L’ampleur de la sècheresse est également inédite dans certaines régions. Sachant que le remplissage des nappes phréatiques se fait entre octobre et mars, le constat est alarmant et nous pousse à explorer les différents moyens de pallier les sécheresses susceptibles de s’amplifier dans les années à venir, et plus particulièrement le potentiel des eaux souterraines. En effet, ces dernières constituent près de 99 % de toutes les réserves d’eau douce liquide sur Terre. Elles fournissent déjà la moitié de la quantité d’eau prélevée pour un usage domestique par la population mondiale – y compris l’eau potable fournie à une grande majorité de la population rurale qui n’est pas desservie par des systèmes de distribution publics ou privés – et environ 25 % de toute l’eau prélevée à des fins d’irrigation. Pourtant, cette ressource naturelle reste mal appréhendée et donc sous-évaluée, mal gérée, voire gaspillée. Près de 4 milliards de personnes vivent dans des zones touchées par une grave pénurie d’eau au moins un mois par an. Et la mauvaise qualité des eaux souterraines constitue un obstacle majeur à leur extraction.
Le problème est amplifié lorsque les infrastructures existantes de traitement des eaux municipales et industrielles et/ou d’assainissement sont saturées, qu’il n’existe pas d’infrastructures appropriées ou que les existantes sont archaïques et que les déchets et eaux usées sont déversés directement dans l’environnement en passant dans les eaux de surface ou souterraines.

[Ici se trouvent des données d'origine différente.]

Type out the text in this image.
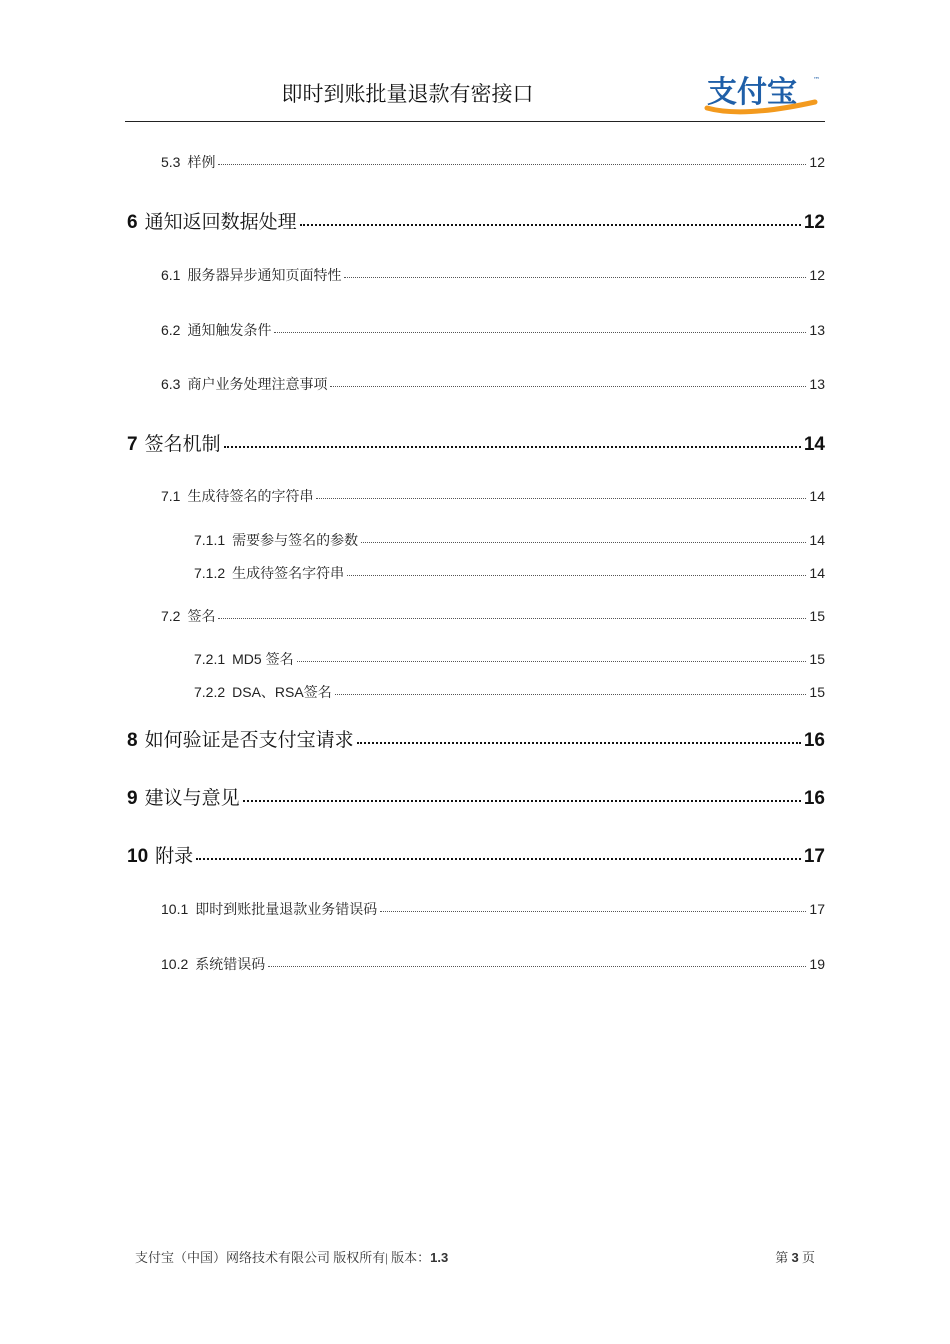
即时到账批量退款有密接口	支付宝 ™
5.3 样例	12
6 通知返回数据处理	12
6.1 服务器异步通知页面特性	12
6.2 通知触发条件	13
6.3 商户业务处理注意事项	13
7 签名机制	14
7.1 生成待签名的字符串	14
7.1.1 需要参与签名的参数	14
7.1.2 生成待签名字符串	14
7.2 签名	15
7.2.1 MD5 签名	15
7.2.2 DSA、RSA签名	15
8 如何验证是否支付宝请求	16
9 建议与意见	16
10 附录	17
10.1 即时到账批量退款业务错误码	17
10.2 系统错误码	19
支付宝（中国）网络技术有限公司 版权所有| 版本：1.3	第 3 页
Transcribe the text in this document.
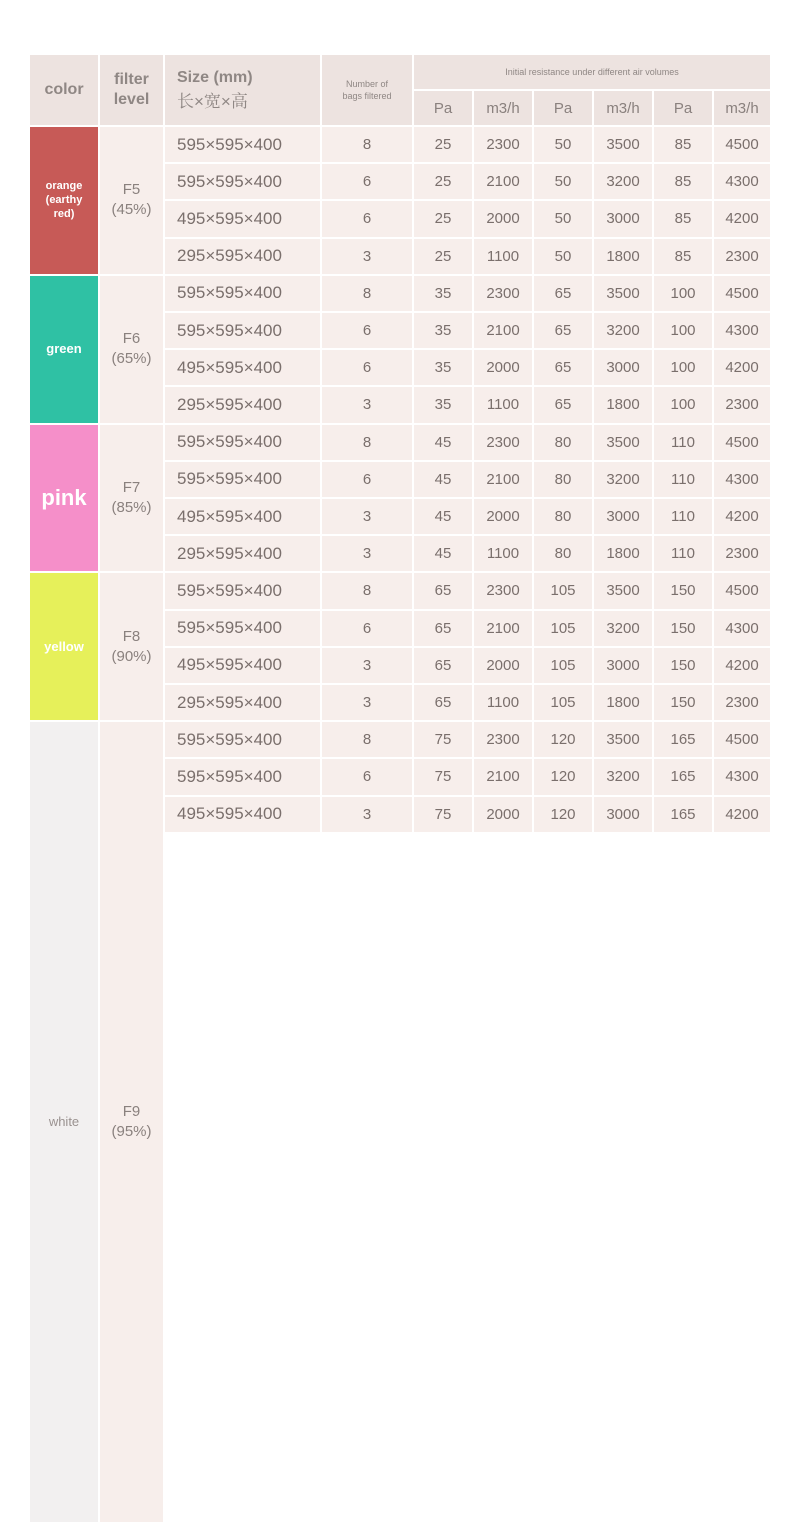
color
filter level
Size (mm)
长×宽×高
Number of bags filtered
Initial resistance under different air volumes
Pa	m3/h	Pa	m3/h	Pa	m3/h
orange
(earthy
red)
F5
(45%)
595×595×400	8	25	2300	50	3500	85	4500
595×595×400	6	25	2100	50	3200	85	4300
495×595×400	6	25	2000	50	3000	85	4200
295×595×400	3	25	1100	50	1800	85	2300
green
F6
(65%)
595×595×400	8	35	2300	65	3500	100	4500
595×595×400	6	35	2100	65	3200	100	4300
495×595×400	6	35	2000	65	3000	100	4200
295×595×400	3	35	1100	65	1800	100	2300
pink F7
(85%)
595×595×400	8	45	2300	80	3500	110	4500
595×595×400	6	45	2100	80	3200	110	4300
495×595×400	3	45	2000	80	3000	110	4200
295×595×400	3	45	1100	80	1800	110	2300
yellow
F8
(90%)
595×595×400	8	65	2300	105	3500	150	4500
595×595×400	6	65	2100	105	3200	150	4300
495×595×400	3	65	2000	105	3000	150	4200
295×595×400	3	65	1100	105	1800	150	2300
white
F9
(95%)
595×595×400	8	75	2300	120	3500	165	4500
595×595×400	6	75	2100	120	3200	165	4300
495×595×400	3	75	2000	120	3000	165	4200
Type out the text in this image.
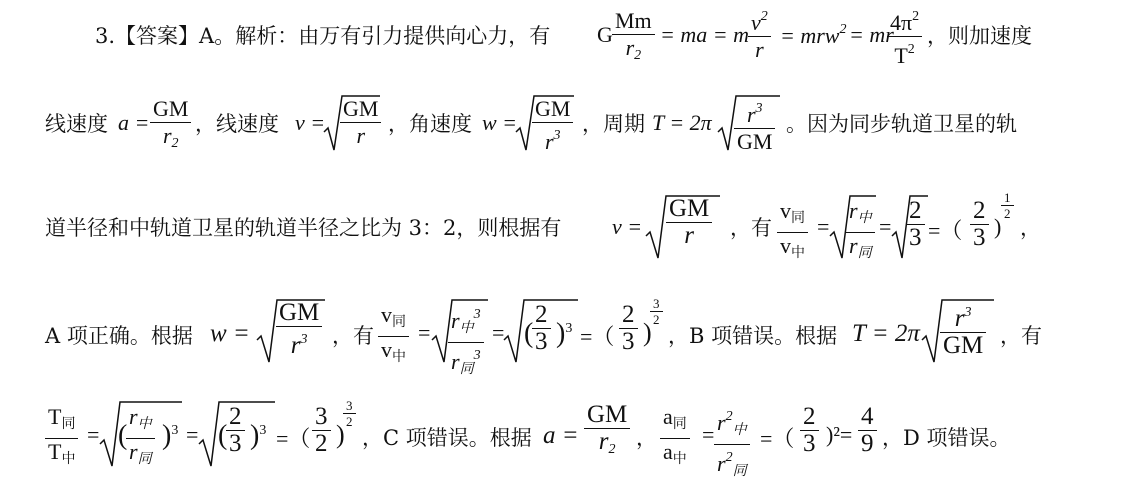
3.【答案】A。解析：由万有引力提供向心力，有 G $\frac{Mm}{r_2}$ = ma = m $\frac{v^2}{r} = mrw^2$ = mr
$\frac{4\pi^2}{T^2}$ ，则加速度
线速度 $a = \frac{GM}{r_2}$ ，线速度 $v = \frac{GM}{r}$ ，角速度 $w = \frac{GM}{r^3}$ ，周期 $T = 2\pi \frac{r^3}{GM}$ 。因为同步轨道卫星的轨
道半径和中轨道卫星的轨道半径之比为 3：2，则根据有 $v = \frac{GM}{r}$ ，有
$v_同$
$v_中$
=
$r_中$
$r_同$
= $\frac{2}{3}$ =（ $\frac{2}{3}$ )
$\frac{1}{2}$
，
A 项正确。根据 $w = \frac{GM}{r^3}$ ，有
$v_同$
$v_中$
= $r_中^3$
$r_同^3$
= (
$\frac{2}{3} )^3$ =（ $\frac{2}{3}$ )
$\frac{3}{2}$
，B 项错误。根据 $T = 2\pi \frac{r^3}{GM}$ ，有
$T_同$
$T_中$
= (
$r_中$
$r_同$
)$^3$ = (
$\frac{2}{3} )^3$ =（ $\frac{3}{2}$ )
$\frac{3}{2}$
，C 项错误。根据 $a = \frac{GM}{r_2}$ ，
$a_同$
$a_中$
= $r^2_中$
$r^2_同$
=（ $\frac{2}{3} )^2= \frac{4}{9}$ ，D 项错误。
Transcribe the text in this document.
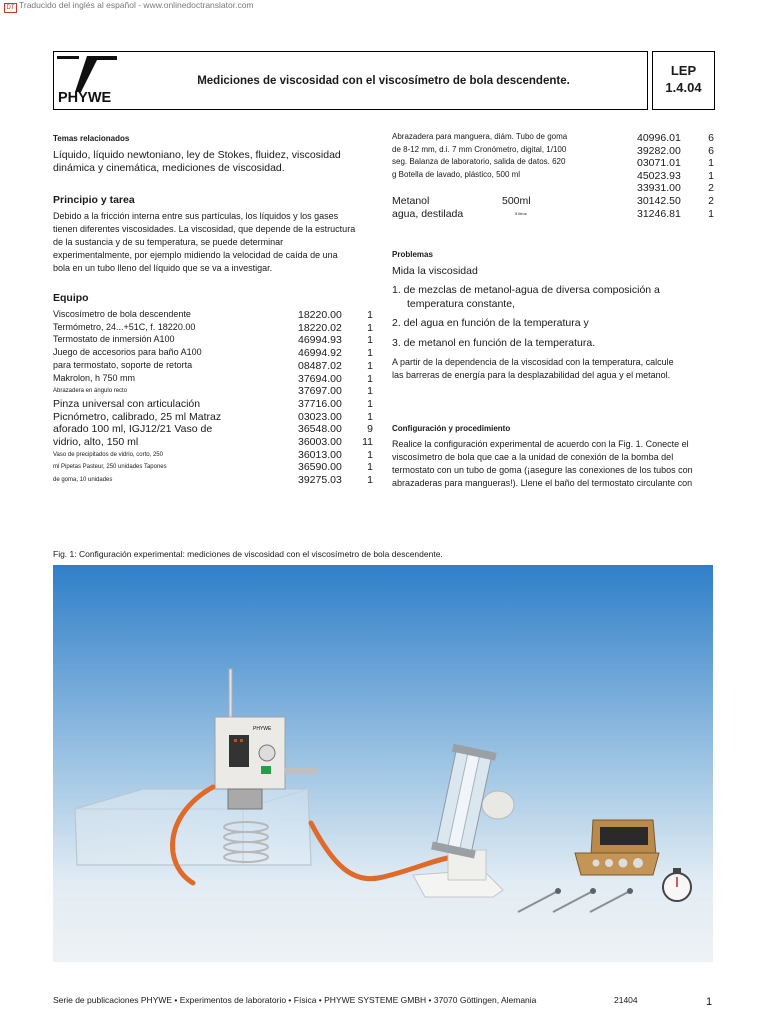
DT Traducido del inglés al español - www.onlinedoctranslator.com
PHYWE
Mediciones de viscosidad con el viscosímetro de bola descendente.
LEP
1.4.04
Temas relacionados
Líquido, líquido newtoniano, ley de Stokes, fluidez, viscosidad
dinámica y cinemática, mediciones de viscosidad.
Principio y tarea
Debido a la fricción interna entre sus partículas, los líquidos y los gases
tienen diferentes viscosidades. La viscosidad, que depende de la estructura
de la sustancia y de su temperatura, se puede determinar
experimentalmente, por ejemplo midiendo la velocidad de caída de una
bola en un tubo lleno del líquido que se va a investigar.
Equipo
Viscosímetro de bola descendente	18220.00	1
Termómetro, 24...+51C, f. 18220.00	18220.02	1
Termostato de inmersión A100	46994.93	1
Juego de accesorios para baño A100	46994.92	1
para termostato, soporte de retorta	08487.02	1
Makrolon, h 750 mm	37694.00	1
Abrazadera en ángulo recto	37697.00	1
Pinza universal con articulación	37716.00	1
Picnómetro, calibrado, 25 ml Matraz	03023.00	1
aforado 100 ml, IGJ12/21 Vaso de	36548.00	9
vidrio, alto, 150 ml	36003.00	11
Vaso de precipitados de vidrio, corto, 250	36013.00	1
ml Pipetas Pasteur, 250 unidades Tapones	36590.00	1
de goma, 10 unidades	39275.03	1
Abrazadera para manguera, diám. Tubo de goma	40996.01	6
de 8-12 mm, d.i. 7 mm Cronómetro, digital, 1/100	39282.00	6
seg. Balanza de laboratorio, salida de datos. 620	03071.01	1
g Botella de lavado, plástico, 500 ml	45023.93	1
33931.00	2
Metanol	500ml	30142.50	2
agua, destilada	5 litros	31246.81	1
Problemas
Mida la viscosidad
1. de mezclas de metanol-agua de diversa composición a
temperatura constante,
2. del agua en función de la temperatura y
3. de metanol en función de la temperatura.
A partir de la dependencia de la viscosidad con la temperatura, calcule
las barreras de energía para la desplazabilidad del agua y el metanol.
Configuración y procedimiento
Realice la configuración experimental de acuerdo con la Fig. 1. Conecte el
viscosímetro de bola que cae a la unidad de conexión de la bomba del
termostato con un tubo de goma (¡asegure las conexiones de los tubos con
abrazaderas para mangueras!). Llene el baño del termostato circulante con
Fig. 1: Configuración experimental: mediciones de viscosidad con el viscosímetro de bola descendente.
PHYWE
Serie de publicaciones PHYWE • Experimentos de laboratorio • Física • PHYWE SYSTEME GMBH • 37070 Göttingen, Alemania	21404	1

Si nous prenons l’exemple de l’Afrique subsaharienne, seuls 3 % des terres cultivées sont irrigués et seulement 5 % d’entre elles sont irrigués par des eaux souterraines. Leur exploitation pourrait favoriser la croissance économique en permettant d’augmenter la superficie des zones irriguées et d’améliorer ainsi les rendements agricoles et la diversité des cultures. Certains pays ont compris l’importance des enjeux économiques de cette ressource. C’est notamment le cas de l’Inde, riche en eaux souterraines, avec la révolution verte accomplie dans les années 1960 qui a mis fin à des siècles de famines et joué un rôle déterminant pour sortir le pays de la pauvreté.
Mais, aujourd’hui, comment agir pour réaliser le potentiel immense de cette ressource si peu inexploitée ? La réponse pourrait s’articuler autour de trois axes majeurs : le recueillement de données, le renforcement des réglementations environnementales ainsi que des ressources humaines, matérielles et financières. Concernant le recueil de données, les industries pétrolières, gazières et minières jouent un rôle essentiel car elles possèdent déjà une grande quantité de données, d’informations et connaissances sur la composition des couches plus profondes du sous-sol, y compris les aquifères. Le renforcement des réglementations environnementales doit être assumé par les gouvernements afin de protéger cette ressource et d’en assurer une répartition équitable. Une garantie de l’accès à l’assainissement pour tous devrait entraîner une augmentation des coûts de 3,8 % (pour atteindre 3,8 milliards d’euros par an en 2040) pour un bénéfice de plus de 6,6 milliards d’euros par an, avec un ratio coûts/bénéfices positifs dans chaque État membre.
Mettre à profit tout le potentiel des eaux souterraines nécessitera donc des efforts substantiels et concertés afin d’assurer une gestion et une utilisation durables de cette ressource.